Hints: Rational Bubble Sort
Answer to Hint 1: The sum is preserved: $a_i + a_{i+1}$ becomes $2 \cdot \frac{a_i+a_{i+1}}{2}$. Hence the multiset of values evolves, but the total sum $S = \sum a_j$ is an invariant (as a rational number).
What rational number is therefore fixed forever, no matter how you operate?
Answer to Hint 3: If $2S$ is divisible by $n$, let $A = \frac{2S}{n}$ (twice the average, an integer in the reference solution’s scaling).
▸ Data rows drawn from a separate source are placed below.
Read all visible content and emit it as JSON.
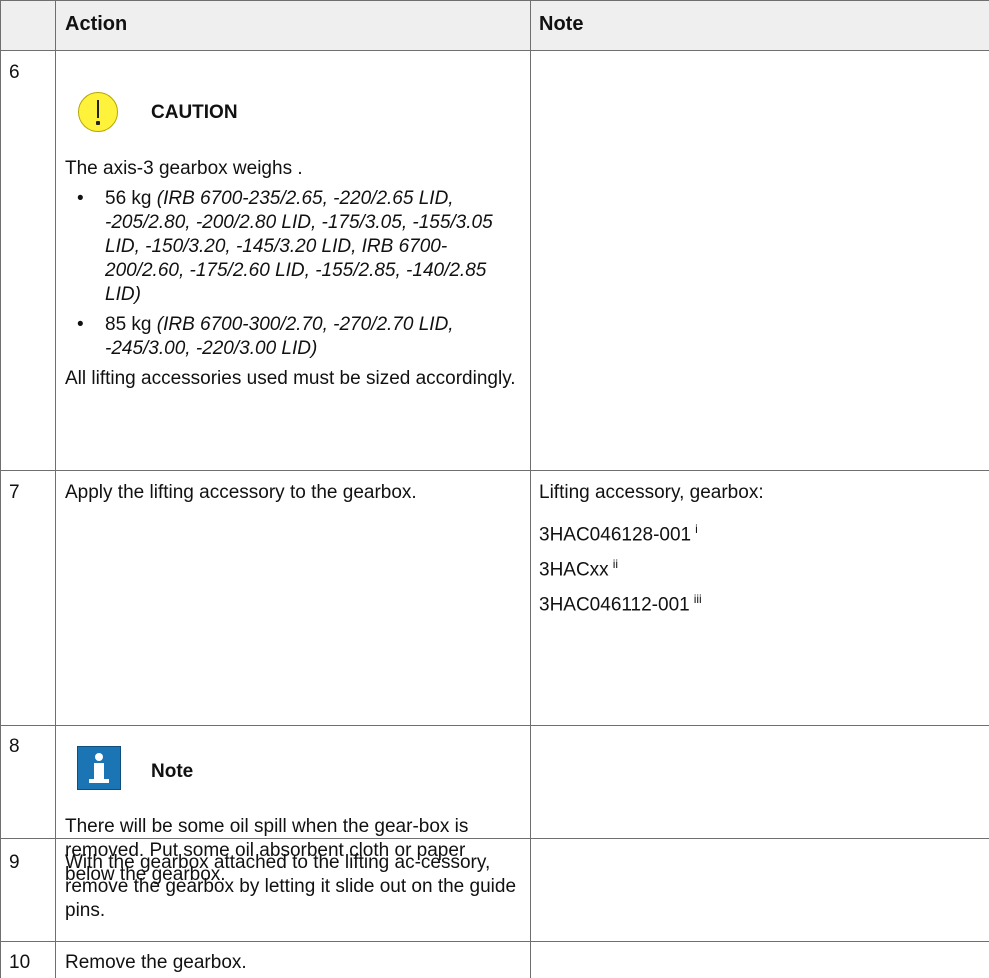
{
  "header": {
    "col_action": "Action",
    "col_note": "Note"
  },
  "rows": {
    "r6": {
      "number": "6",
      "caution_label": "CAUTION",
      "intro": "The axis-3 gearbox weighs .",
      "items": [
        {
          "weight": "56 kg",
          "models": "(IRB 6700-235/2.65, -220/2.65 LID, -205/2.80, -200/2.80 LID, -175/3.05, -155/3.05 LID, -150/3.20, -145/3.20 LID, IRB 6700-200/2.60, -175/2.60 LID, -155/2.85, -140/2.85 LID)"
        },
        {
          "weight": "85 kg",
          "models": "(IRB 6700-300/2.70, -270/2.70 LID, -245/3.00, -220/3.00 LID)"
        }
      ],
      "closing": "All lifting accessories used must be sized accordingly."
    },
    "r7": {
      "number": "7",
      "action": "Apply the lifting accessory to the gearbox.",
      "note_title": "Lifting accessory, gearbox:",
      "refs": [
        {
          "code": "3HAC046128-001",
          "sup": "i"
        },
        {
          "code": "3HACxx",
          "sup": "ii"
        },
        {
          "code": "3HAC046112-001",
          "sup": "iii"
        }
      ]
    },
    "r8": {
      "number": "8",
      "note_label": "Note",
      "text": "There will be some oil spill when the gear-box is removed. Put some oil absorbent cloth or paper below the gearbox."
    },
    "r9": {
      "number": "9",
      "action": "With the gearbox attached to the lifting ac-cessory, remove the gearbox by letting it slide out on the guide pins."
    },
    "r10": {
      "number": "10",
      "action": "Remove the gearbox."
    }
  },
  "icons": {
    "caution": "caution-exclamation-icon",
    "note": "info-note-icon"
  },
  "colors": {
    "caution_yellow": "#fff23a",
    "note_blue": "#1b75b5",
    "header_bg": "#efefef",
    "border": "#6f6f6f"
  }
}
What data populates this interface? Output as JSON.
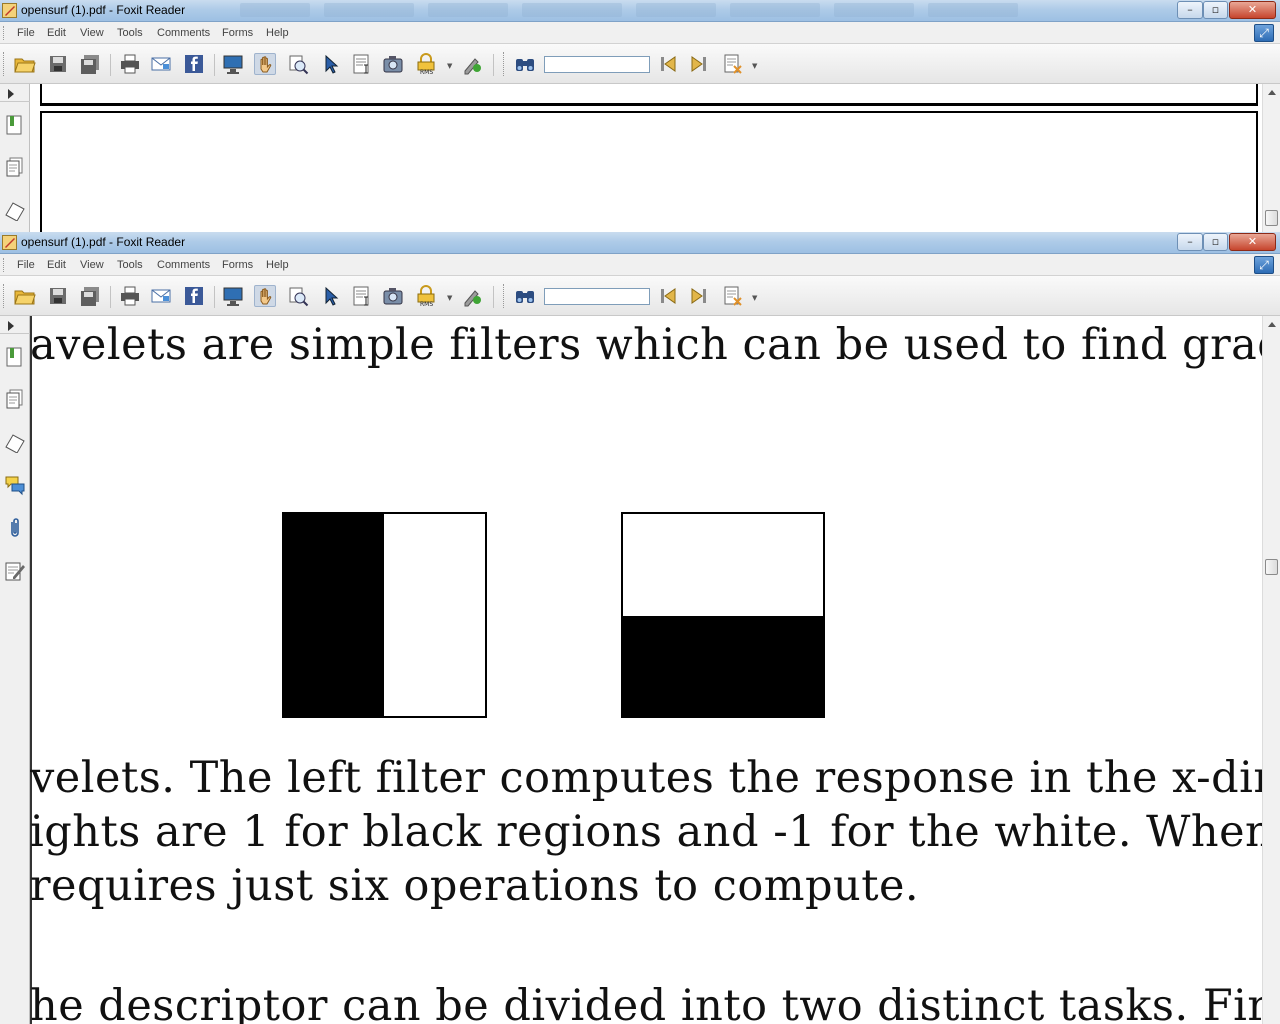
{
  "windows": [
    {
      "title": "opensurf (1).pdf - Foxit Reader",
      "menu": [
        "File",
        "Edit",
        "View",
        "Tools",
        "Comments",
        "Forms",
        "Help"
      ],
      "search": {
        "value": "",
        "placeholder": ""
      }
    },
    {
      "title": "opensurf (1).pdf - Foxit Reader",
      "menu": [
        "File",
        "Edit",
        "View",
        "Tools",
        "Comments",
        "Forms",
        "Help"
      ],
      "search": {
        "value": "",
        "placeholder": ""
      },
      "document": {
        "lines": [
          "avelets are simple filters which can be used to find gradients",
          "velets. The left filter computes the response in the x-direction and",
          "ights are 1 for black regions and -1 for the white. When used wit",
          " requires just six operations to compute.",
          "he descriptor can be divided into two distinct tasks. First"
        ],
        "figure": {
          "left_filter": "x-direction Haar wavelet (black left, white right)",
          "right_filter": "y-direction Haar wavelet (white top, black bottom)"
        }
      }
    }
  ],
  "window_controls": {
    "minimize": "–",
    "maximize": "▫",
    "close": "✕"
  },
  "icons": {
    "toolbar": [
      "open-folder-icon",
      "save-icon",
      "save-as-icon",
      "print-icon",
      "email-icon",
      "facebook-icon",
      "fullscreen-icon",
      "hand-tool-icon",
      "zoom-icon",
      "select-arrow-icon",
      "text-select-icon",
      "snapshot-icon",
      "rms-lock-icon",
      "sign-icon",
      "find-binoculars-icon",
      "find-prev-icon",
      "find-next-icon",
      "search-results-icon"
    ],
    "sidebar": [
      "bookmarks-icon",
      "pages-icon",
      "layers-icon",
      "comments-icon",
      "attachments-icon",
      "signatures-icon"
    ]
  },
  "colors": {
    "accent": "#2d6cb5",
    "title_gradient": "#aecbe8",
    "close": "#c6452d"
  }
}
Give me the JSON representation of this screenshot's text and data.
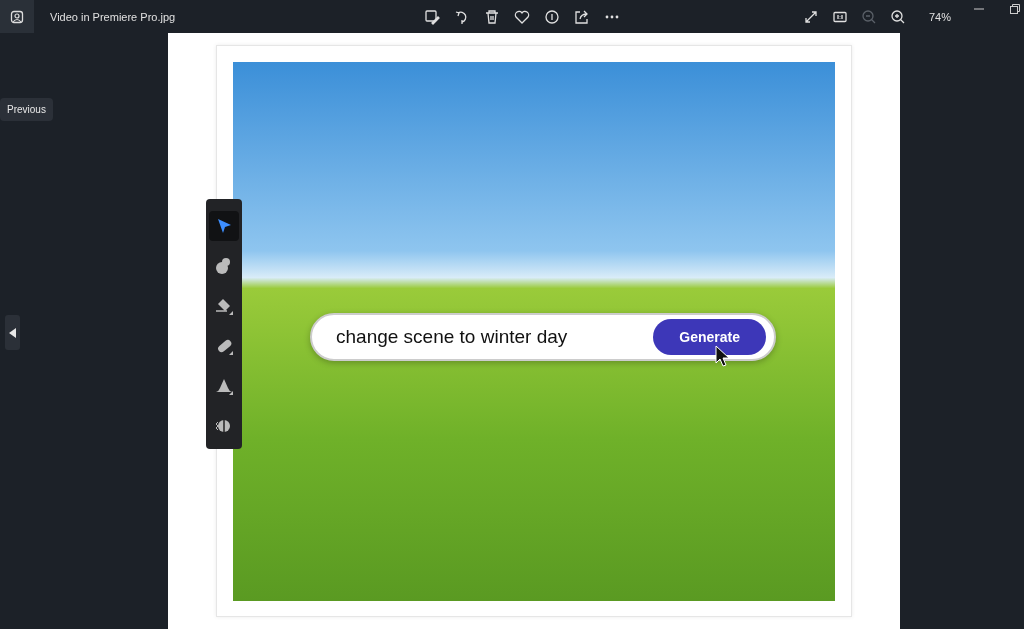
{
  "window": {
    "title": "Video in Premiere Pro.jpg"
  },
  "actions": [
    {
      "kind": "edit",
      "disabled": false
    },
    {
      "kind": "rotate",
      "disabled": false
    },
    {
      "kind": "delete",
      "disabled": false
    },
    {
      "kind": "favorite",
      "disabled": false
    },
    {
      "kind": "info",
      "disabled": false
    },
    {
      "kind": "share",
      "disabled": false
    },
    {
      "kind": "more",
      "disabled": false
    }
  ],
  "view_controls": [
    {
      "kind": "fullscreen",
      "disabled": false
    },
    {
      "kind": "actual-size",
      "disabled": false
    },
    {
      "kind": "zoom-out",
      "disabled": true
    },
    {
      "kind": "zoom-in",
      "disabled": false
    }
  ],
  "zoom": "74%",
  "tooltip": "Previous",
  "image": {
    "tools": [
      {
        "kind": "select",
        "selected": true,
        "submenu": false
      },
      {
        "kind": "blob",
        "selected": false,
        "submenu": false
      },
      {
        "kind": "eraser",
        "selected": false,
        "submenu": true
      },
      {
        "kind": "pill",
        "selected": false,
        "submenu": true
      },
      {
        "kind": "fill",
        "selected": false,
        "submenu": true
      },
      {
        "kind": "contrast",
        "selected": false,
        "submenu": false
      }
    ],
    "prompt": {
      "value": "change scene to winter day"
    },
    "button": "Generate"
  }
}
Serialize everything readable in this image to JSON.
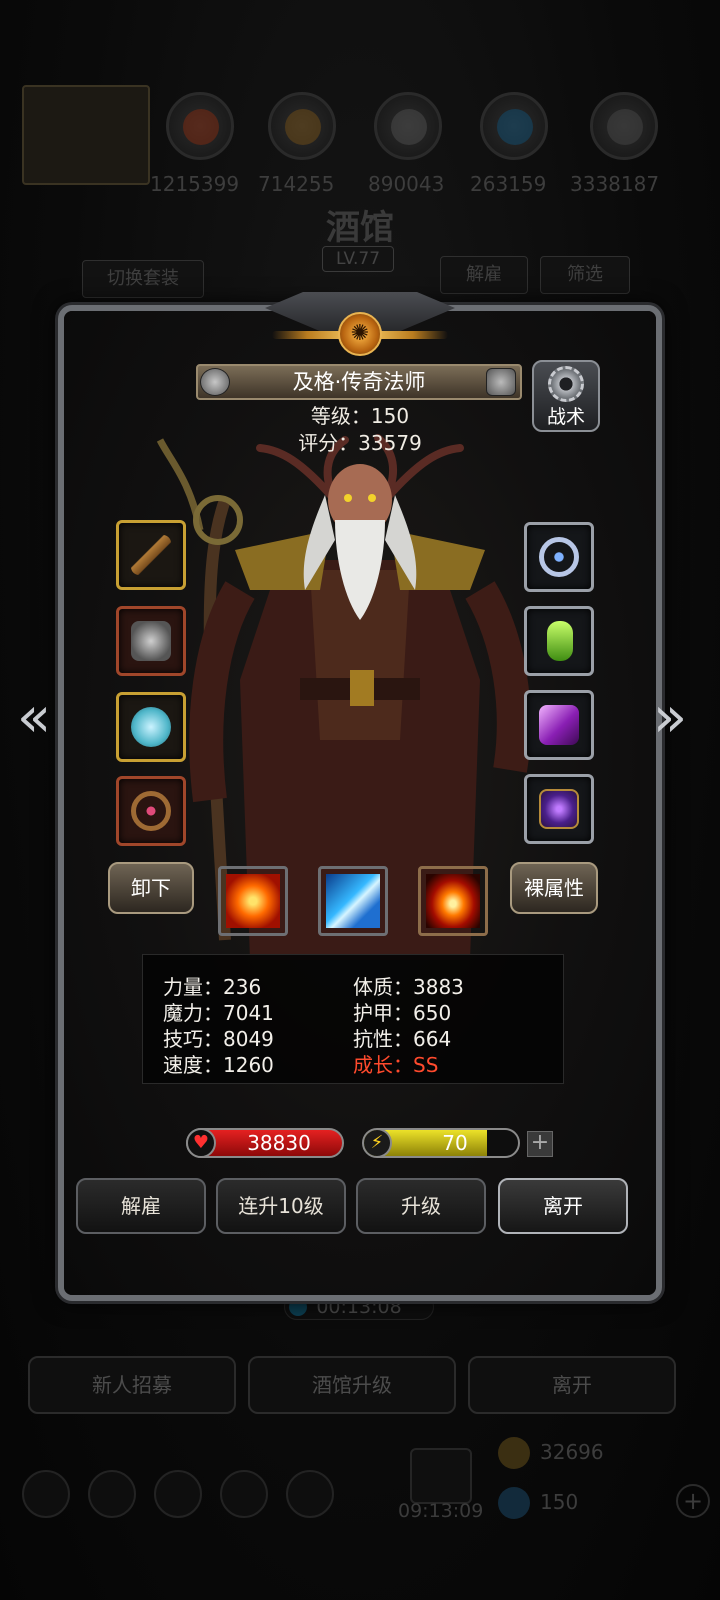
{
  "background": {
    "resource_counts": [
      "1215399",
      "714255",
      "890043",
      "263159",
      "3338187"
    ],
    "tavern_title": "酒馆",
    "tavern_level": "LV.77",
    "switch_outfit_label": "切换套装",
    "dismiss_tab_label": "解雇",
    "filter_tab_label": "筛选",
    "timer": "00:13:08",
    "buttons": [
      "新人招募",
      "酒馆升级",
      "离开"
    ],
    "bottom_timer": "09:13:09",
    "gold": "32696",
    "gems": "150"
  },
  "hero": {
    "name": "及格·传奇法师",
    "level_label": "等级：150",
    "score_label": "评分：33579",
    "tactics_label": "战术",
    "unequip_label": "卸下",
    "base_attr_label": "裸属性"
  },
  "stats": {
    "strength": "力量：236",
    "magic": "魔力：7041",
    "skill": "技巧：8049",
    "speed": "速度：1260",
    "constitution": "体质：3883",
    "armor": "护甲：650",
    "resistance": "抗性：664",
    "growth": "成长：SS"
  },
  "bars": {
    "hp": "38830",
    "energy": "70",
    "energy_fill": 0.8,
    "add_symbol": "+"
  },
  "actions": {
    "dismiss": "解雇",
    "level_up_10": "连升10级",
    "upgrade": "升级",
    "leave": "离开"
  },
  "icons": {
    "left_equipment": [
      "staff-icon",
      "chest-armor-icon",
      "gem-ring-icon",
      "bracelet-icon"
    ],
    "right_equipment": [
      "crown-ring-icon",
      "green-crystal-icon",
      "purple-gem-icon",
      "purple-tome-icon"
    ],
    "skills": [
      "fire-burst-icon",
      "ice-shard-icon",
      "flame-icon"
    ]
  },
  "colors": {
    "growth_red": "#ff4a2d",
    "hp_red": "#e52121",
    "energy_yellow": "#ece229",
    "gold_frame": "#c8a033"
  }
}
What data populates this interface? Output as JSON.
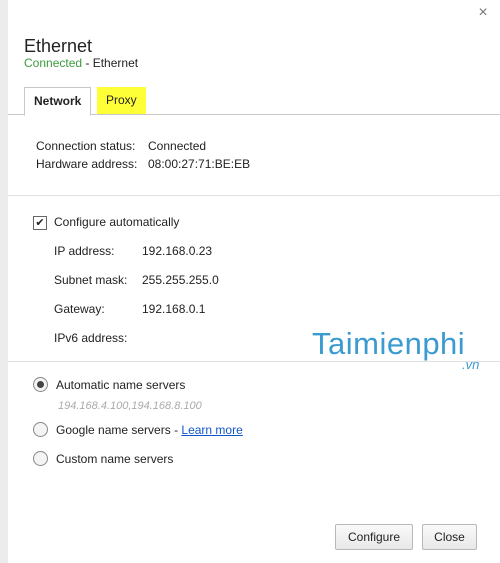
{
  "dialog": {
    "title": "Ethernet",
    "status": "Connected",
    "separator": " - ",
    "device": "Ethernet",
    "close_glyph": "×"
  },
  "tabs": [
    {
      "label": "Network",
      "selected": true
    },
    {
      "label": "Proxy",
      "selected": false,
      "highlight": "#ffff38"
    }
  ],
  "connection": {
    "status_label": "Connection status:",
    "status_value": "Connected",
    "hardware_label": "Hardware address:",
    "hardware_value": "08:00:27:71:BE:EB"
  },
  "ip_config": {
    "configure_automatically_label": "Configure automatically",
    "configure_automatically_checked": true,
    "fields": [
      {
        "label": "IP address:",
        "value": "192.168.0.23"
      },
      {
        "label": "Subnet mask:",
        "value": "255.255.255.0"
      },
      {
        "label": "Gateway:",
        "value": "192.168.0.1"
      },
      {
        "label": "IPv6 address:",
        "value": ""
      }
    ]
  },
  "name_servers": {
    "automatic_label": "Automatic name servers",
    "automatic_servers": "194.168.4.100,194.168.8.100",
    "google_label": "Google name servers",
    "google_separator": " - ",
    "learn_more": "Learn more",
    "custom_label": "Custom name servers",
    "selected": "automatic"
  },
  "buttons": {
    "configure": "Configure",
    "close": "Close"
  },
  "watermark": {
    "main": "Taimienphi",
    "suffix": ".vn"
  },
  "colors": {
    "connected_green": "#3d9a3d",
    "link_blue": "#1155cc",
    "proxy_highlight": "#ffff38",
    "watermark_blue": "#3a9bd0"
  }
}
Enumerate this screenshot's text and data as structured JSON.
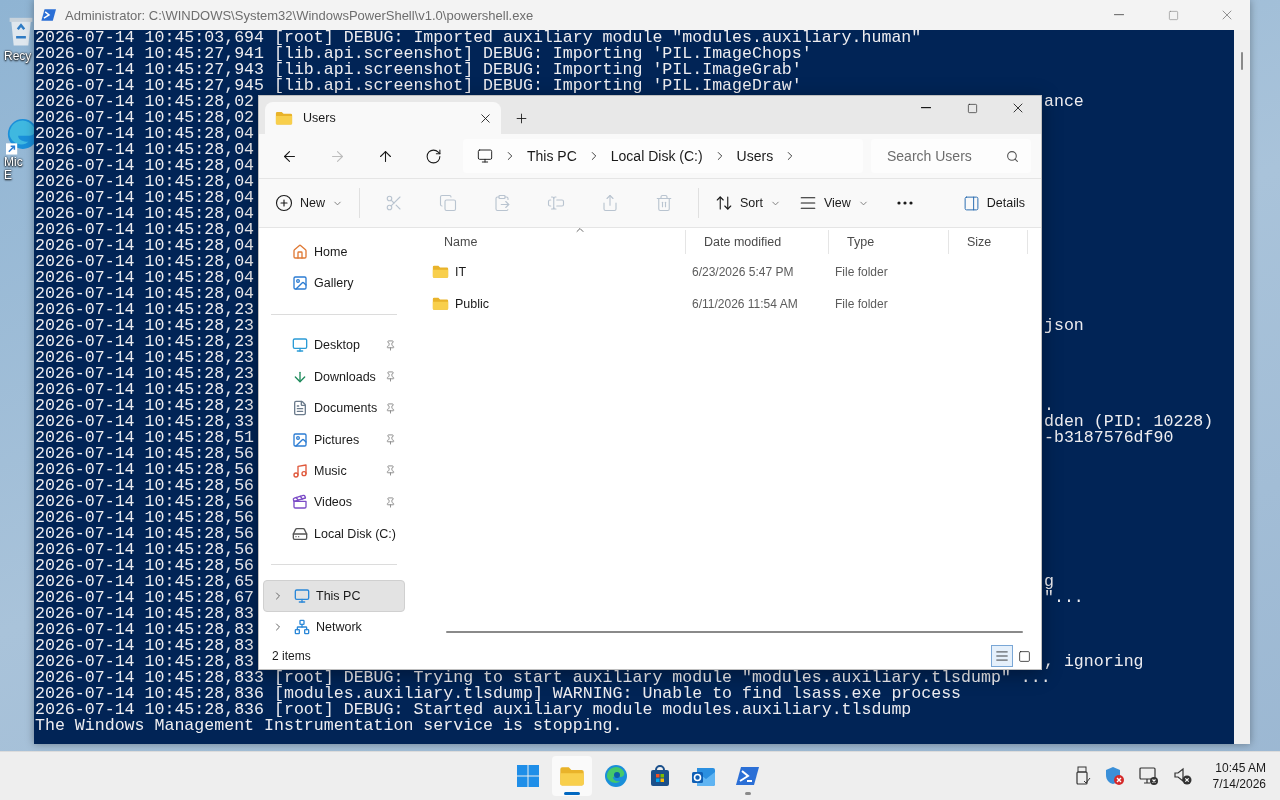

You can try to pair adjacent elements that sum to $A$, or leave a position alone if already $a_i = A/2$.
Scan left to right: if $a_{\text{ptr}} = A/2$, advance; else if $a_{\text{ptr}} + a_{\text{ptr}+1} = A$, advance by $2$; else fail this branch.
Answer to Hint 4: If that greedy partition of the line into singletons-at-$A/2$ and adjacent pairs summing to $A$ covers the whole array, answer Yes: the operation can propagate averages so each block approaches the common mean.
If $2S \not\equiv 0 \pmod n$, this exact pairing cannot close—but another obstruction may still allow sorting.
Answer to Hint 5: If the divisibility check fails or the greedy pairing fails, the answer is still Yes if there exists an index $i$ ($1 \le i \lt n$) such that the strict inequality of left vs right average holds:
$$ \frac{a_1 + \cdots + a_i}{i} ;<; \frac{a_{i+1} + \cdots + a_n}{n-i}. $$
(Integers compared as cross-multiplying fractions: $\text{num}_L \cdot \text{den}_R < \text{num}_R \cdot \text{den}_L$.)
Geometrically, you can drive values so the left block stays below the right block while converging, then smooth toward sorted order. If no such split exists, answer No.